How to Plant Strawberries
- Find a location with full sun and well-draining soil. If you notice that water still puddles 5 to 6 hours after a hard rain, it's best to find a different spot or plant in a raised bed or container.
- Plant your bare-root Strawberries as soon as possible after they arrive. If you can’t plant immediately, make sure they don’t dry out; set them somewhere out of direct sun and wind until you can get them planted, but don’t wait long!
- Dig a hole the same depth as the roots. Mound a little bit of soil in the hole and spread the roots out over it, making sure that the crown is even with the soil line. Fill the hole with soil and tamp down firmly.
- Space Strawberry plants approximately 6 in. apart in rows 12 in. apart.
- Water thoroughly after planting to settle the soil around the roots.
How to Grow Strawberries
- Incorporate organic matter or a soil acidifier into the soil before planting to give the acid-loving Strawberries an extra healthy boost.
- Water at least once a week, more often in warm weather; 1 in. of water at a time is a good estimate.
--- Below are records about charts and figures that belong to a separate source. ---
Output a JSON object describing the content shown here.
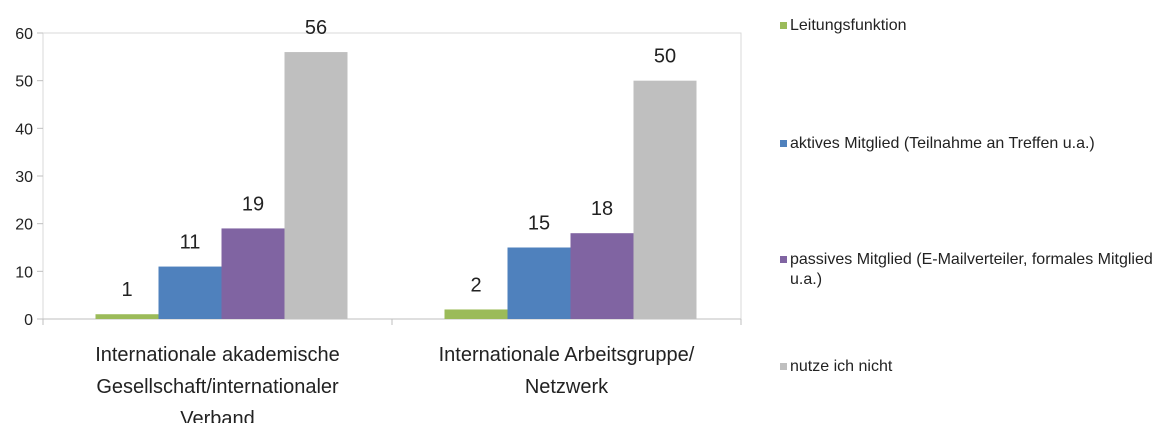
{
  "chart_data": {
    "type": "bar",
    "categories": [
      [
        "Internationale akademische",
        "Gesellschaft/internationaler",
        "Verband"
      ],
      [
        "Internationale Arbeitsgruppe/",
        "Netzwerk"
      ]
    ],
    "series": [
      {
        "name": "Leitungsfunktion",
        "color": "#9bbb59",
        "values": [
          1,
          2
        ]
      },
      {
        "name": "aktives Mitglied (Teilnahme an Treffen u.a.)",
        "color": "#4f81bd",
        "values": [
          11,
          15
        ]
      },
      {
        "name": "passives Mitglied (E-Mailverteiler, formales Mitglied u.a.)",
        "color": "#8064a2",
        "values": [
          19,
          18
        ]
      },
      {
        "name": "nutze ich nicht",
        "color": "#bfbfbf",
        "values": [
          56,
          50
        ]
      }
    ],
    "ylim": [
      0,
      60
    ],
    "yticks": [
      0,
      10,
      20,
      30,
      40,
      50,
      60
    ],
    "ytick_labels": [
      "0",
      "10",
      "20",
      "30",
      "40",
      "50",
      "60"
    ],
    "grid": false,
    "legend_position": "right",
    "data_labels": true
  }
}
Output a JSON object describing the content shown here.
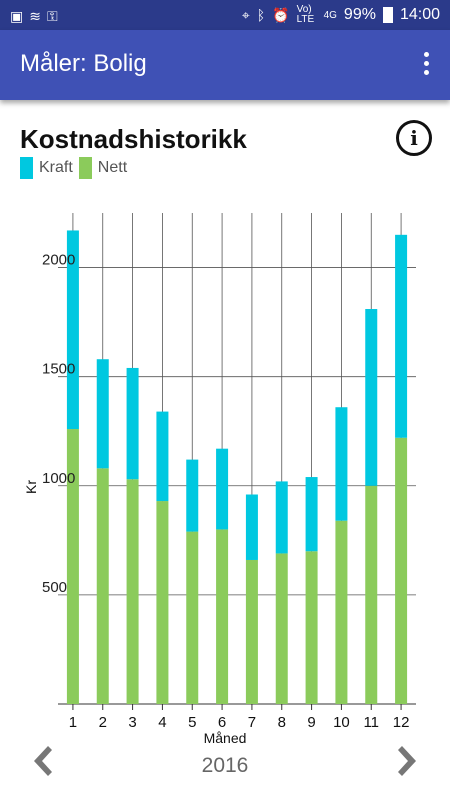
{
  "statusbar": {
    "left_icons": [
      "image-icon",
      "wifi-icon",
      "key-icon"
    ],
    "right_icons": [
      "location-icon",
      "bluetooth-icon",
      "alarm-icon"
    ],
    "volte": "Vo) LTE",
    "network": "4G",
    "battery": "99%",
    "time": "14:00"
  },
  "appbar": {
    "title": "Måler: Bolig"
  },
  "header": {
    "title": "Kostnadshistorikk"
  },
  "legend": [
    {
      "label": "Kraft",
      "color": "#00c8e0"
    },
    {
      "label": "Nett",
      "color": "#8bcb5b"
    }
  ],
  "navigation": {
    "year": "2016"
  },
  "chart_data": {
    "type": "bar",
    "stacked": true,
    "categories": [
      "1",
      "2",
      "3",
      "4",
      "5",
      "6",
      "7",
      "8",
      "9",
      "10",
      "11",
      "12"
    ],
    "series": [
      {
        "name": "Nett",
        "color": "#8bcb5b",
        "values": [
          1260,
          1080,
          1030,
          930,
          790,
          800,
          660,
          690,
          700,
          840,
          1000,
          1220
        ]
      },
      {
        "name": "Kraft",
        "color": "#00c8e0",
        "values": [
          910,
          500,
          510,
          410,
          330,
          370,
          300,
          330,
          340,
          520,
          810,
          930
        ]
      }
    ],
    "xlabel": "Måned",
    "ylabel": "Kr",
    "ylim": [
      0,
      2250
    ],
    "yticks": [
      500,
      1000,
      1500,
      2000
    ],
    "grid": true
  }
}
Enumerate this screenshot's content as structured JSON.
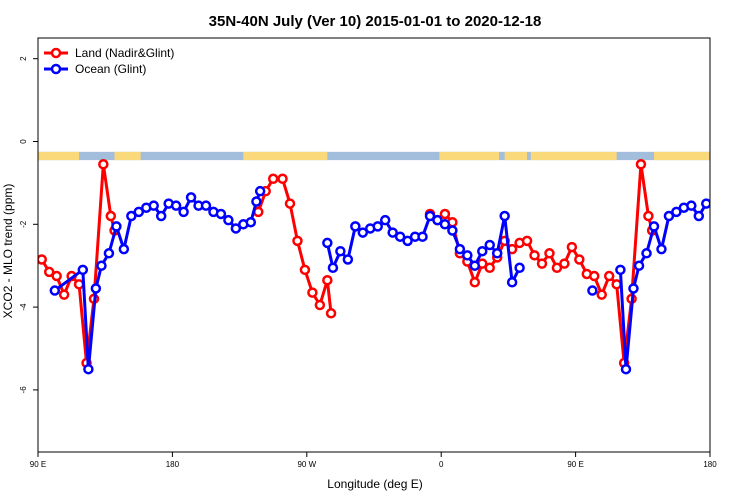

Drip irrigation or soaker hoses help get the water right at the roots with minimal evaporation and reduce the spread of diseases like powdery mildew.
- Add a heavy layer of mulch or compost to the surrounding soil to improve drainage, reduce evaporation, and keep competing weeds at bay.
- Apply a balanced fertilizer or fish emulsion solution once a month until the end of the harvest.
Strawberries Tips & Tricks
- Strawberries are susceptible to verticillium wilt, so don’t plant them in soil where tomatoes or other plants from the Solanaceae family have grown.
- For the first year, remove the spring blooms and let the later blossoms set fruit. This allows the plant more time to establish a healthier root system.
- Control pests like snails and slugs by sprinkling the surrounding soil with diatomaceous earth.
- Cover your plants with netting to protect your berries from birds and other wildlife.
- Harvest the berries when they are fully colored and sweet. Check the plants daily once they start to ripen because the quality can peak quickly.